A Dra. Eleonora é Mestre em Sociologia pela Universidade Federal da Paraíba, Doutora em Ciência Política pela Universidade de São Paulo, Livre Docente em Saúde Coletiva pela Faculdade de Saúde Pública da USP e Professora Titular do Departamento de Medicina Preventiva da Universidade Federal de São Paulo (UNIFESP). Fez pós-doutorado na Universitá /Degli Studi di Milano, na Clinica del Lavoro Luigi Devoto na Faculdade de Medicina de Milano.
Jornal do Unificados – Quais são hoje os reflexos das torturas sofridas pela senhora?
Dra. Eleonora – São muitos, desde doenças graves como problemas ósseos e cardíacos. Problemas que não me impediram e nem impedirão de continuar lutando pela punição dos torturadores.
Jornal do Unificados – Os torturadores estão cobertos pela Lei da Anistia, como alegam, ou devem ser processados criminalmente já que tortura é um crime contra a humanidade?
Dra. Eleonora – Embora os torturadores estejam cobertos em parte pela Lei de Anistia, tenho convicção de que ela deva ser modificada, para que eles possam ir a julgamentos e sofram as devidas punições.

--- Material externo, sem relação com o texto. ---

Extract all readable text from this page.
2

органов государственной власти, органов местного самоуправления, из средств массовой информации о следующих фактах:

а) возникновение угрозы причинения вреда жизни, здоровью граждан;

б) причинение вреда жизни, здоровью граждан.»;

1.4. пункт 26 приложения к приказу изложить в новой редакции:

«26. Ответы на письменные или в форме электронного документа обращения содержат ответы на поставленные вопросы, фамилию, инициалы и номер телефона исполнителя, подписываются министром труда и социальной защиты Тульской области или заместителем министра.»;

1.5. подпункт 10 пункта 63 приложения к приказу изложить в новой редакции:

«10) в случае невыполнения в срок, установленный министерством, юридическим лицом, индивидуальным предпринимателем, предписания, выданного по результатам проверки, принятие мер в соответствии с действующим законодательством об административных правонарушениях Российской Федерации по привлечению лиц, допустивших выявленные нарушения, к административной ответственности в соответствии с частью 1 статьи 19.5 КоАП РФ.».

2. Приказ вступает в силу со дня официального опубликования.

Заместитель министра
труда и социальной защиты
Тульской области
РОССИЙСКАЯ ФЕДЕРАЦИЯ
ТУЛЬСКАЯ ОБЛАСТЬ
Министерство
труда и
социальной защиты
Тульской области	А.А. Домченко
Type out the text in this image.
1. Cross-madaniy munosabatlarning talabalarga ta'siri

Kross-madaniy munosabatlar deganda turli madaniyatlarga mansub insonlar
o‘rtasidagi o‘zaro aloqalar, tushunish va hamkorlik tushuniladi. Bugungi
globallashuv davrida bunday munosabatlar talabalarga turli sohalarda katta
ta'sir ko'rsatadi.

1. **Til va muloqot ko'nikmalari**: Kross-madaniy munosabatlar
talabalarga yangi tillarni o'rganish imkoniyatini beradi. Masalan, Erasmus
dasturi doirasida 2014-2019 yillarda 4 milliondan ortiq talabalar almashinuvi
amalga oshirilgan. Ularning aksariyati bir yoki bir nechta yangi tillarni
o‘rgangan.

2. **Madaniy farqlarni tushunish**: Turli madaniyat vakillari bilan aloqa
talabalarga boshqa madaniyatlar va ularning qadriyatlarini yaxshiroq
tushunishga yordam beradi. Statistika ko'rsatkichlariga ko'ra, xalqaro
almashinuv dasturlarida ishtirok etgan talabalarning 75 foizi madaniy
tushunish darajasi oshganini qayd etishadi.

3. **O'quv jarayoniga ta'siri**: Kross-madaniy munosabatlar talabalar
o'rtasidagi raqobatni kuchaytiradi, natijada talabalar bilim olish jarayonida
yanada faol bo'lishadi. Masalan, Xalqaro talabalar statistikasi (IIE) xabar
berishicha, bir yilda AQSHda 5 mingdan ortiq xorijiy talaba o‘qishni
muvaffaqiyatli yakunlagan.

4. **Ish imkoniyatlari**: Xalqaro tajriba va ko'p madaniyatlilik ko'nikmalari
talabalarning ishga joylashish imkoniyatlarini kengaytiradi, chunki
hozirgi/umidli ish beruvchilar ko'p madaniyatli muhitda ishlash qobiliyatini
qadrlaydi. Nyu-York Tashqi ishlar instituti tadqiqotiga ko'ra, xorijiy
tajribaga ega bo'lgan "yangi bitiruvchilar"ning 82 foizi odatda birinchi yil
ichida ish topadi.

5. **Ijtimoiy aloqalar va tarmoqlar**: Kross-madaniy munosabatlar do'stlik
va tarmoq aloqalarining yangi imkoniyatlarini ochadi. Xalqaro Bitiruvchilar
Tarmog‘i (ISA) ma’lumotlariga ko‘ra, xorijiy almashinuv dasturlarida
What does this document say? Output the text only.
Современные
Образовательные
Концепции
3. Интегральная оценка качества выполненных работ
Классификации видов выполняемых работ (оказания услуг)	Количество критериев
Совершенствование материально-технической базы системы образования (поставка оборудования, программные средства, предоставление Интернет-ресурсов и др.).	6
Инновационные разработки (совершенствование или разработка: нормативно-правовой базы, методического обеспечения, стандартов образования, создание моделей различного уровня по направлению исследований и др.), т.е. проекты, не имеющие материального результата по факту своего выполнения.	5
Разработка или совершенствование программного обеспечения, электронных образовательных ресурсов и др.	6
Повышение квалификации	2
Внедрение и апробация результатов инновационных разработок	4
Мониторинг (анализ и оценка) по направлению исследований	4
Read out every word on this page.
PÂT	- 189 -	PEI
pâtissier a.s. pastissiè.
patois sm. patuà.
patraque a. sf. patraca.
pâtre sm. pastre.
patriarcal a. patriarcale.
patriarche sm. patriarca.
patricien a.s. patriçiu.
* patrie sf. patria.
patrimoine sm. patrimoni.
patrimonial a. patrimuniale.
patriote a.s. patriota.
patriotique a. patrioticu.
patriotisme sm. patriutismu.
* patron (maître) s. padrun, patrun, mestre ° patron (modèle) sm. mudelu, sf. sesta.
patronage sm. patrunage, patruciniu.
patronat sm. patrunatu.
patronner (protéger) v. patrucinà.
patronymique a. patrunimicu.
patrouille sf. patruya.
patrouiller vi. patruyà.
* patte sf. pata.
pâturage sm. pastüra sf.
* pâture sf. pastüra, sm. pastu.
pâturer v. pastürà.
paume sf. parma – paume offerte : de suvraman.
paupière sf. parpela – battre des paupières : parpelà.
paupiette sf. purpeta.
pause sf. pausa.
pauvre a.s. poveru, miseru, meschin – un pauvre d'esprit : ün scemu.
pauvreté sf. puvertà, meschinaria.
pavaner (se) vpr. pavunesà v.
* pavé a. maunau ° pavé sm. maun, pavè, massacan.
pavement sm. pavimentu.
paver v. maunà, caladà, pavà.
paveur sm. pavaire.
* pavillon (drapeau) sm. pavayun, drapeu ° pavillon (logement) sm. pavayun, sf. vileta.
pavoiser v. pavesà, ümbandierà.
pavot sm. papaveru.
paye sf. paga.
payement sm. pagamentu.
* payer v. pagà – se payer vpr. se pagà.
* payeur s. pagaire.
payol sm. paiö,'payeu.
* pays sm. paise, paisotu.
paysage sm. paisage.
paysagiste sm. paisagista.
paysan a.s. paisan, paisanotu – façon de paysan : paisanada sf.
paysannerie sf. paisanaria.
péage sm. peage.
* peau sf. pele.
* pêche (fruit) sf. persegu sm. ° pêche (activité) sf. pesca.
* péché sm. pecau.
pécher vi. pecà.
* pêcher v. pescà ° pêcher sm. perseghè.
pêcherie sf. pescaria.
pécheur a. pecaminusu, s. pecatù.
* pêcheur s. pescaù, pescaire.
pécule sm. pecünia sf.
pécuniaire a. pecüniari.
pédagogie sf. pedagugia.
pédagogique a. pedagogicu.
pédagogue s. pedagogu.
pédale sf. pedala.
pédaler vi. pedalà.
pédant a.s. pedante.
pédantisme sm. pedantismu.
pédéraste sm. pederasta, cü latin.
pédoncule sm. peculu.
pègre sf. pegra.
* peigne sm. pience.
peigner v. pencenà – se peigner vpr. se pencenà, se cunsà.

Jornal do Unificados – A chamada “grande imprensa” insinua que os ministros Genro e Vannuchi provocam os militares quando defendem a punição aos torturadores. Isso é mesmo uma provocação ou a imprensa tem algo contra a apuração?
Dra. Eleonora – A posição dos ministros é correta e ética, concordo com eles. A grande imprensa é problemática para lidar com questões que dizem respeito às causas e lutas sociais.
Jornal do Unificados – Os arquivos da ditadura militar devem ser abertos ao público para que o Brasil acerte suas contas com o passado?
Dra. Eleonora – Sim, os arquivos têm que ser abertos, pois eles são partes fundamentais de nossa história. Só no Brasil, no continente sul-americano, é que eles não são públicos.
Jornal do Unificados – A senhora disse que aquela foi uma geração que “soube sofrer em busca de uma sociedade mais justa”. Qual seria seu recado para a juventude atual?
Dra. Eleonora – O mesmo recado, agregado de que fará muito bem à juventude atual ler sobre a nossa história recente para que conheça os sujeitos da luta contra a ditadura.